Volkswagen has just announced that they intend to convert three German factories for the production of future electric cars as they push towards electrification.
Following the Volkswagen emissions scandal of 2015 in which U.S. regulators caught Volkswagen deliberately cheating clean air tests, the German automaker drastically shifted strategies and began mass-producing zero-emission vehicles in an attempt to save face. In recent years, Volkswagen has made it their mission to produce as many top of the line electric vehicles as possible, and have even gone out of their way to publicly challenge fellow electric vehicle manufactures.
To further their electrification plans, Volkswagen has began converting German plants into fully electric factories for the production of future electric cars.
The Zwickau plant in eastern Germany will be the first plant to be converted. According to Volkswagen, the Zwickau plant is expected to produce 1,500 vehicles daily by 2020. Approximately 7,700 employees are currently being trained at the plant to assemble the Volkswagen ID, the first vehicle to be utilize the company’s new MEB electric car platform.

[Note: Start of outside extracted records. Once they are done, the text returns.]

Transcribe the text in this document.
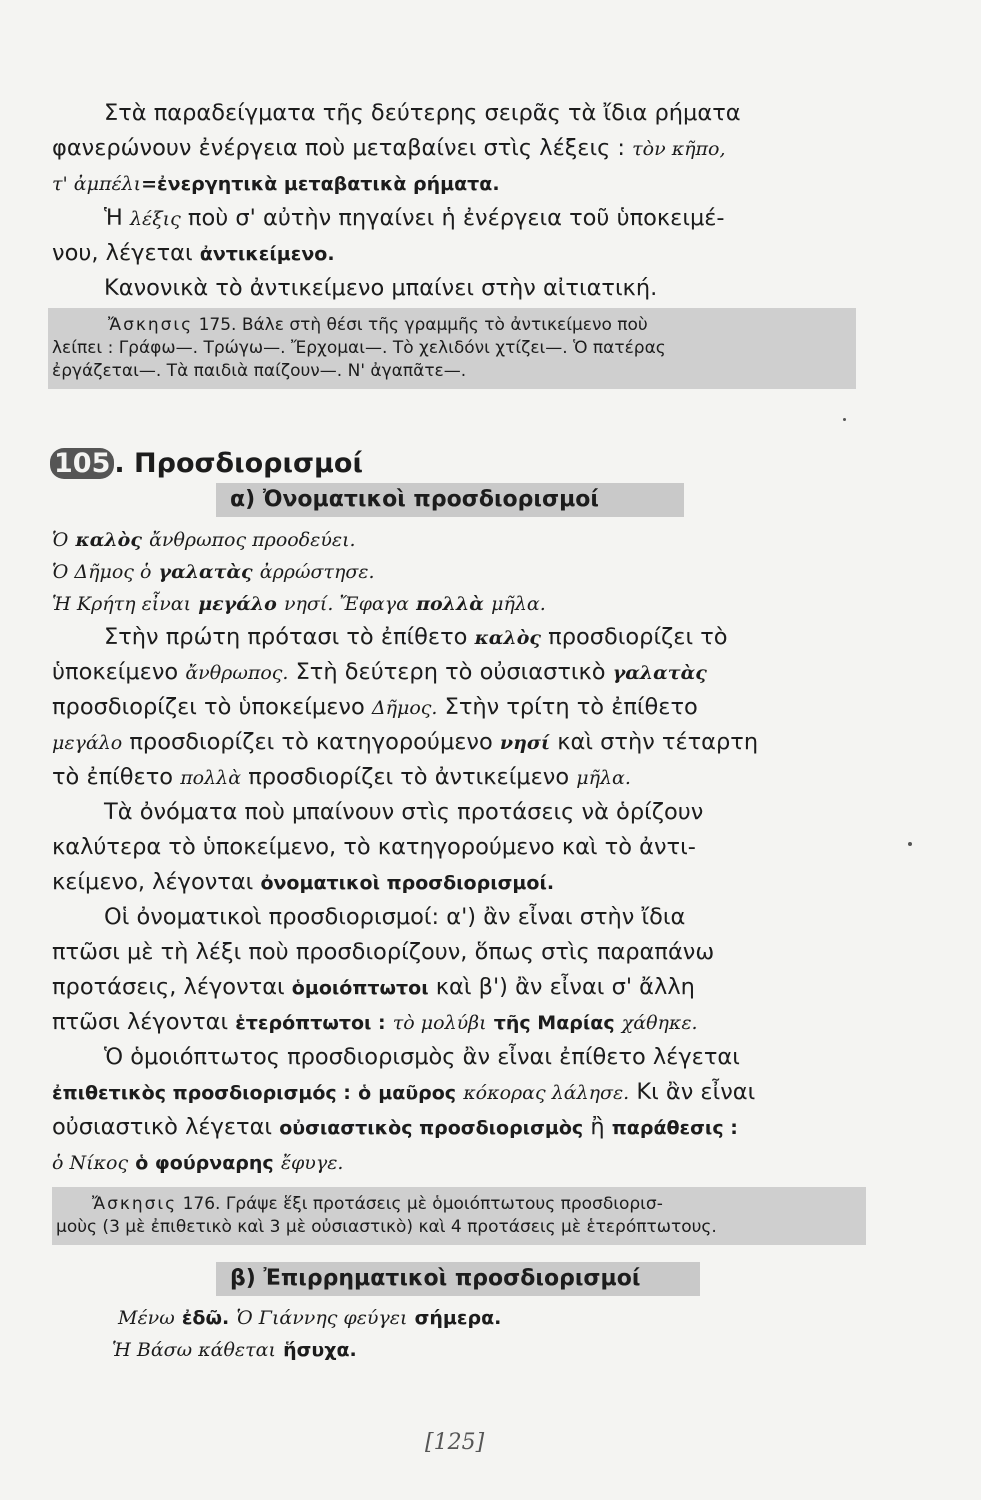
Στὰ παραδείγματα τῆς δεύτερης σειρᾶς τὰ ἴδια ρήματα
φανερώνουν ἐνέργεια ποὺ μεταβαίνει στὶς λέξεις : τὸν κῆπο,
τ' ἀμπέλι=ἐνεργητικὰ μεταβατικὰ ρήματα.
Ἡ λέξις ποὺ σ' αὐτὴν πηγαίνει ἡ ἐνέργεια τοῦ ὑποκειμέ-
νου, λέγεται ἀντικείμενο.
Κανονικὰ τὸ ἀντικείμενο μπαίνει στὴν αἰτιατική.
Ἄσκησις 175. Βάλε στὴ θέσι τῆς γραμμῆς τὸ ἀντικείμενο ποὺ
λείπει : Γράφω—. Τρώγω—. Ἔρχομαι—. Τὸ χελιδόνι χτίζει—. Ὁ πατέρας
ἐργάζεται—. Τὰ παιδιὰ παίζουν—. Ν' ἀγαπᾶτε—.
105 . Προσδιορισμοί
α) Ὀνοματικοὶ προσδιορισμοί
Ὁ καλὸς ἄνθρωπος προοδεύει.
Ὁ Δῆμος ὁ γαλατὰς ἀρρώστησε.
Ἡ Κρήτη εἶναι μεγάλο νησί. Ἔφαγα πολλὰ μῆλα.
Στὴν πρώτη πρότασι τὸ ἐπίθετο καλὸς προσδιορίζει τὸ
ὑποκείμενο ἄνθρωπος. Στὴ δεύτερη τὸ οὐσιαστικὸ γαλατὰς
προσδιορίζει τὸ ὑποκείμενο Δῆμος. Στὴν τρίτη τὸ ἐπίθετο
μεγάλο προσδιορίζει τὸ κατηγορούμενο νησί καὶ στὴν τέταρτη
τὸ ἐπίθετο πολλὰ προσδιορίζει τὸ ἀντικείμενο μῆλα.
Τὰ ὀνόματα ποὺ μπαίνουν στὶς προτάσεις νὰ ὁρίζουν
καλύτερα τὸ ὑποκείμενο, τὸ κατηγορούμενο καὶ τὸ ἀντι-
κείμενο, λέγονται ὀνοματικοὶ προσδιορισμοί.
Οἱ ὀνοματικοὶ προσδιορισμοί: α') ἂν εἶναι στὴν ἴδια
πτῶσι μὲ τὴ λέξι ποὺ προσδιορίζουν, ὅπως στὶς παραπάνω
προτάσεις, λέγονται ὁμοιόπτωτοι καὶ β') ἂν εἶναι σ' ἄλλη
πτῶσι λέγονται ἑτερόπτωτοι : τὸ μολύβι τῆς Μαρίας χάθηκε.
Ὁ ὁμοιόπτωτος προσδιορισμὸς ἂν εἶναι ἐπίθετο λέγεται
ἐπιθετικὸς προσδιορισμός : ὁ μαῦρος κόκορας λάλησε. Κι ἂν εἶναι
οὐσιαστικὸ λέγεται οὐσιαστικὸς προσδιορισμὸς ἢ παράθεσις :
ὁ Νίκος ὁ φούρναρης ἔφυγε.
Ἄσκησις 176. Γράψε ἕξι προτάσεις μὲ ὁμοιόπτωτους προσδιορισ-
μοὺς (3 μὲ ἐπιθετικὸ καὶ 3 μὲ οὐσιαστικὸ) καὶ 4 προτάσεις μὲ ἑτερόπτωτους.
β) Ἐπιρρηματικοὶ προσδιορισμοί
Μένω ἐδῶ. Ὁ Γιάννης φεύγει σήμερα.
Ἡ Βάσω κάθεται ἥσυχα.
[125]
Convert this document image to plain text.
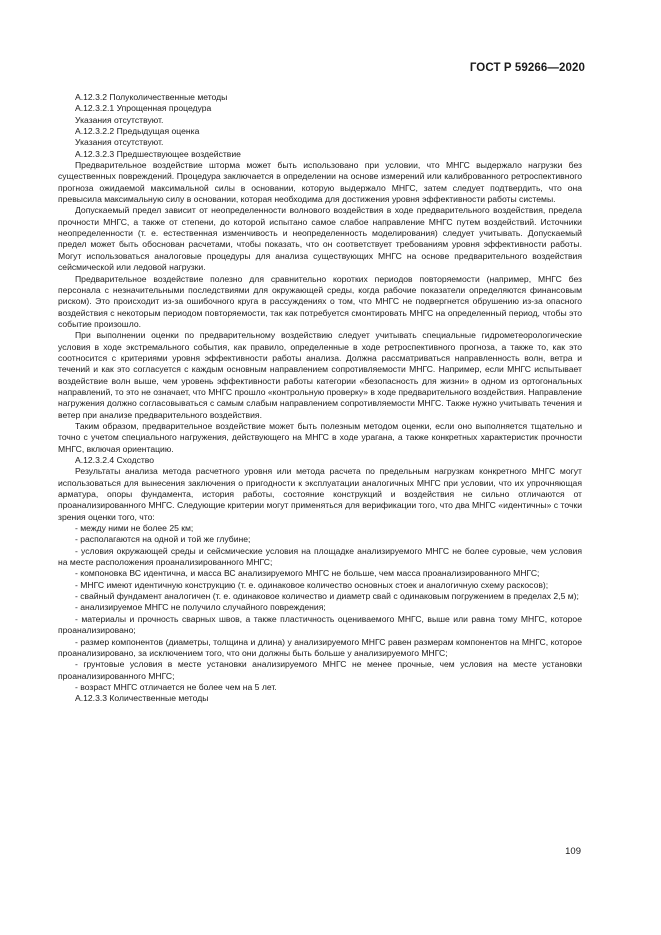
ГОСТ Р 59266—2020

А.12.3.2 Полуколичественные методы

А.12.3.2.1 Упрощенная процедура

Указания отсутствуют.

А.12.3.2.2 Предыдущая оценка

Указания отсутствуют.

А.12.3.2.3 Предшествующее воздействие

Предварительное воздействие шторма может быть использовано при условии, что МНГС выдержало нагрузки без существенных повреждений. Процедура заключается в определении на основе измерений или калиброванного ретроспективного прогноза ожидаемой максимальной силы в основании, которую выдержало МНГС, затем следует подтвердить, что она превысила максимальную силу в основании, которая необходима для достижения уровня эффективности работы системы.

Допускаемый предел зависит от неопределенности волнового воздействия в ходе предварительного воздействия, предела прочности МНГС, а также от степени, до которой испытано самое слабое направление МНГС путем воздействий. Источники неопределенности (т. е. естественная изменчивость и неопределенность моделирования) следует учитывать. Допускаемый предел может быть обоснован расчетами, чтобы показать, что он соответствует требованиям уровня эффективности работы. Могут использоваться аналоговые процедуры для анализа существующих МНГС на основе предварительного воздействия сейсмической или ледовой нагрузки.

Предварительное воздействие полезно для сравнительно коротких периодов повторяемости (например, МНГС без персонала с незначительными последствиями для окружающей среды, когда рабочие показатели определяются финансовым риском). Это происходит из-за ошибочного круга в рассуждениях о том, что МНГС не подвергнется обрушению из-за опасного воздействия с некоторым периодом повторяемости, так как потребуется смонтировать МНГС на определенный период, чтобы это событие произошло.

При выполнении оценки по предварительному воздействию следует учитывать специальные гидрометеорологические условия в ходе экстремального события, как правило, определенные в ходе ретроспективного прогноза, а также то, как это соотносится с критериями уровня эффективности работы анализа. Должна рассматриваться направленность волн, ветра и течений и как это согласуется с каждым основным направлением сопротивляемости МНГС. Например, если МНГС испытывает воздействие волн выше, чем уровень эффективности работы категории «безопасность для жизни» в одном из ортогональных направлений, то это не означает, что МНГС прошло «контрольную проверку» в ходе предварительного воздействия. Направление нагружения должно согласовываться с самым слабым направлением сопротивляемости МНГС. Также нужно учитывать течения и ветер при анализе предварительного воздействия.

Таким образом, предварительное воздействие может быть полезным методом оценки, если оно выполняется тщательно и точно с учетом специального нагружения, действующего на МНГС в ходе урагана, а также конкретных характеристик прочности МНГС, включая ориентацию.

А.12.3.2.4 Сходство

Результаты анализа метода расчетного уровня или метода расчета по предельным нагрузкам конкретного МНГС могут использоваться для вынесения заключения о пригодности к эксплуатации аналогичных МНГС при условии, что их упрочняющая арматура, опоры фундамента, история работы, состояние конструкций и воздействия не сильно отличаются от проанализированного МНГС. Следующие критерии могут применяться для верификации того, что два МНГС «идентичны» с точки зрения оценки того, что:

- между ними не более 25 км;

- располагаются на одной и той же глубине;

- условия окружающей среды и сейсмические условия на площадке анализируемого МНГС не более суровые, чем условия на месте расположения проанализированного МНГС;

- компоновка ВС идентична, и масса ВС анализируемого МНГС не больше, чем масса проанализированного МНГС;

- МНГС имеют идентичную конструкцию (т. е. одинаковое количество основных стоек и аналогичную схему раскосов);

- свайный фундамент аналогичен (т. е. одинаковое количество и диаметр свай с одинаковым погружением в пределах 2,5 м);

- анализируемое МНГС не получило случайного повреждения;

- материалы и прочность сварных швов, а также пластичность оцениваемого МНГС, выше или равна тому МНГС, которое проанализировано;

- размер компонентов (диаметры, толщина и длина) у анализируемого МНГС равен размерам компонентов на МНГС, которое проанализировано, за исключением того, что они должны быть больше у анализируемого МНГС;

- грунтовые условия в месте установки анализируемого МНГС не менее прочные, чем условия на месте установки проанализированного МНГС;

- возраст МНГС отличается не более чем на 5 лет.

А.12.3.3 Количественные методы

109
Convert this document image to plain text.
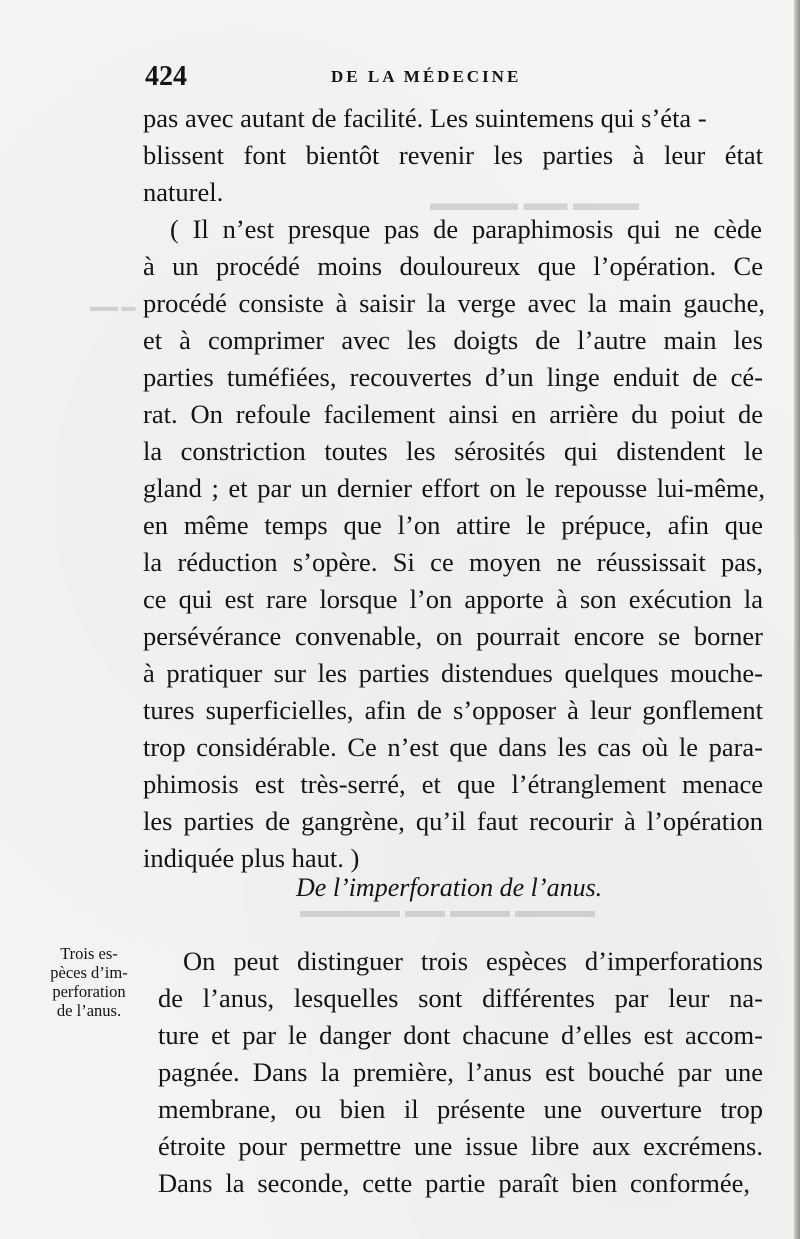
▬▬▬ ▬▬ ▬▬▬▬
▬▬ ▬
▬▬▬▬ ▬▬▬ ▬▬ ▬▬▬▬▬
424	DE LA MÉDECINE
pas avec autant de facilité. Les suintemens qui s’éta -
blissent font bientôt revenir les parties à leur état
naturel.
( Il n’est presque pas de paraphimosis qui ne cède
à un procédé moins douloureux que l’opération. Ce
procédé consiste à saisir la verge avec la main gauche,
et à comprimer avec les doigts de l’autre main les
parties tuméfiées, recouvertes d’un linge enduit de cé-
rat. On refoule facilement ainsi en arrière du poiut de
la constriction toutes les sérosités qui distendent le
gland ; et par un dernier effort on le repousse lui-même,
en même temps que l’on attire le prépuce, afin que
la réduction s’opère. Si ce moyen ne réussissait pas,
ce qui est rare lorsque l’on apporte à son exécution la
persévérance convenable, on pourrait encore se borner
à pratiquer sur les parties distendues quelques mouche-
tures superficielles, afin de s’opposer à leur gonflement
trop considérable. Ce n’est que dans les cas où le para-
phimosis est très-serré, et que l’étranglement menace
les parties de gangrène, qu’il faut recourir à l’opération
indiquée plus haut. )
De l’imperforation de l’anus.
Trois es-
pèces d’im-
perforation
de l’anus.
On peut distinguer trois espèces d’imperforations
de l’anus, lesquelles sont différentes par leur na-
ture et par le danger dont chacune d’elles est accom-
pagnée. Dans la première, l’anus est bouché par une
membrane, ou bien il présente une ouverture trop
étroite pour permettre une issue libre aux excrémens.
Dans la seconde, cette partie paraît bien conformée,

The plant in Emden, which currently produces the Volkswagen Passat, is projected to begin building future electric cars by the year 2022. Volkswagen added that their Hanover plant will continue to produce combustion-engine vehicles alongside future electric models.
Volkswagen HR Board Member Gunnar Kilian commented on the recent electrification announcement, stating:
“We are moving at full speed into the production of electric vehicles. Emden and Hanover are to be further model plants in Germany. Together with Zwickau, they will form the largest network for the production of electric vehicles in Europe.”
By converting existing plants, Volkswagen has provided job security for employees at the Emden and Hanover factories until 2028, and intend to spend roughly 1.2 billion euros (approximately $1.4 billion) on training for new and veteran factory workers of the Zwickau plant.